His pianist wife Dora, who lived in the shadow of his genius, thought she knew him. Yet at the cemetery, during a tearless funeral (no one cries: not his friends, nor his friends, nor the orchestra, which plays Bach for the occasion), she sees only one truly pained person: Amir, a Bosnian boy who claims to have played with her husband in several dives.

Dora listens to him and impressed by his talent decides to help him, gifting Amir her husband’s violin and making him study with a teacher who, she discovers, had been Mihael’s lover for years. Dora’s son, however, is not pleased with the arrangement. For Julian, the violin is first and foremost a financial object, and he wants to sell it for money or exchange it for sexual favours from Amir’s mother.

Careful not to fall into the dividing everything into black and white, Pevec (who scripted the film with Gareth Jones and Abdulah Sidran, the writer of Emir Kusturica’s first films) infuses all the characters with humanity, bringing them closer to audiences.

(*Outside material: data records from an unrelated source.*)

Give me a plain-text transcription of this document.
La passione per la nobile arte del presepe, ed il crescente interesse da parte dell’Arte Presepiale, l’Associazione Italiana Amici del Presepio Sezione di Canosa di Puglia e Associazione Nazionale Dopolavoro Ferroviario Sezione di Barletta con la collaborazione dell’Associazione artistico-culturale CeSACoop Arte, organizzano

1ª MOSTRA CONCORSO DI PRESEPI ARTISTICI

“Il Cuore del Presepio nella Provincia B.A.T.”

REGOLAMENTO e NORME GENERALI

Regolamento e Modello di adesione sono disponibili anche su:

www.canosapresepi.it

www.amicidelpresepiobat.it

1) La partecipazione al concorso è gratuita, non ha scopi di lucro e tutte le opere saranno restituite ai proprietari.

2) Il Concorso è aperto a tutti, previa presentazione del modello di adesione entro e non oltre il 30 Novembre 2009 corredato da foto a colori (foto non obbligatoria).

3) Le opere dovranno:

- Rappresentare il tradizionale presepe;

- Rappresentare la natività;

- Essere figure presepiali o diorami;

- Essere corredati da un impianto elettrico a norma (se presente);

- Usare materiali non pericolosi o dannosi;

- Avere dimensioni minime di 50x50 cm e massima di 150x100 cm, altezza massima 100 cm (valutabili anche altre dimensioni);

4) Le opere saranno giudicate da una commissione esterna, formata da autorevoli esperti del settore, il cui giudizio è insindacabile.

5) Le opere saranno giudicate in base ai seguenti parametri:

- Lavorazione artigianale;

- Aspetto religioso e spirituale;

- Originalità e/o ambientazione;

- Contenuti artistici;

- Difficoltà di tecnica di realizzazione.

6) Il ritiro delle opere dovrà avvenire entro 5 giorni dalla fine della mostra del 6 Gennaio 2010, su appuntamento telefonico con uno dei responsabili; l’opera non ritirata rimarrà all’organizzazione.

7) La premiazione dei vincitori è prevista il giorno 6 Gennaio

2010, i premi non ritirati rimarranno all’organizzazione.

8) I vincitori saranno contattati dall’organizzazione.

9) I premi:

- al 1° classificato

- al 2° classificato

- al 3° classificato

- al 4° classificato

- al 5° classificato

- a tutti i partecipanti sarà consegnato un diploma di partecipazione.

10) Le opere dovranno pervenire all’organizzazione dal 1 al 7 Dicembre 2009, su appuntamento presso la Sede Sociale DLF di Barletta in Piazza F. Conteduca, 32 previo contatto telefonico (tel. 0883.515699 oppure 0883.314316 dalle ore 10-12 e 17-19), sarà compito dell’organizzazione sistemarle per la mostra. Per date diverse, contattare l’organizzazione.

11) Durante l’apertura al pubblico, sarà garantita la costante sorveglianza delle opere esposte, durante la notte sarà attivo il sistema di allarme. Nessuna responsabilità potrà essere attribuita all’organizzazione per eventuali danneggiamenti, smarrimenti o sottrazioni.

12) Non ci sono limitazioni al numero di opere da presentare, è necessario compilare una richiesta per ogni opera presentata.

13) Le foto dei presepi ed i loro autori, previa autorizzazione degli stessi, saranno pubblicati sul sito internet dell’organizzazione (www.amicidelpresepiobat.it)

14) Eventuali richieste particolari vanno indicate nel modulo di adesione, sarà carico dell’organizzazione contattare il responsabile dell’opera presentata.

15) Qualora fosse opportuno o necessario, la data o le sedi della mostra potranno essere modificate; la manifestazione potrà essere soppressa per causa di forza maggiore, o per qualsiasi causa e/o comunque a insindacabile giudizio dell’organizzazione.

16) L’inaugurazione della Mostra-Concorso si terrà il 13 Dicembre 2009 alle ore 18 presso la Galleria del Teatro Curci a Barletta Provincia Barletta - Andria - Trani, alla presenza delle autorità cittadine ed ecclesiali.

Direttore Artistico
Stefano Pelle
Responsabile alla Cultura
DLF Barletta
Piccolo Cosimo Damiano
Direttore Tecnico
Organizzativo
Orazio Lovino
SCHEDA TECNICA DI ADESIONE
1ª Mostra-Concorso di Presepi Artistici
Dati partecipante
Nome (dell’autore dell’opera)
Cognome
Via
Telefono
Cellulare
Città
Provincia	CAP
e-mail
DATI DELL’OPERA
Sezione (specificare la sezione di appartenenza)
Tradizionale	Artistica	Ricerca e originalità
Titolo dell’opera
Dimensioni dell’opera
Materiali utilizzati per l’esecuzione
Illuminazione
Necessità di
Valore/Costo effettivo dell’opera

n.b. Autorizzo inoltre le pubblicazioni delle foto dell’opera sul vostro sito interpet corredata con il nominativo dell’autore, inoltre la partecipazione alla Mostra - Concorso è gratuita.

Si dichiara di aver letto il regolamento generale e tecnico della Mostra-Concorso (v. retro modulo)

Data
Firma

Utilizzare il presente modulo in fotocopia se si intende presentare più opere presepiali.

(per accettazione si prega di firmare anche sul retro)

The blame – if blame is the right word in a society that seems fascinated with a fledgling capitalism already invasive enough to undermine the harmony of human relationships – traverses all generations and social classes (Amir’s alcoholic father, Dora’s value-less son), but in the end redemption, forgiveness and reconciliation prevail. Pain does not divide and sadness is the road to purification.

Overall, however, the film suffers from this step towards moral fable and an overly consolatory feel. And it never fully flushes out the plot’s most bizarre idea: the presence of the dead man who hovers over the story and who almost subversively manifests himself by knocking over notebooks and signs. And clichés.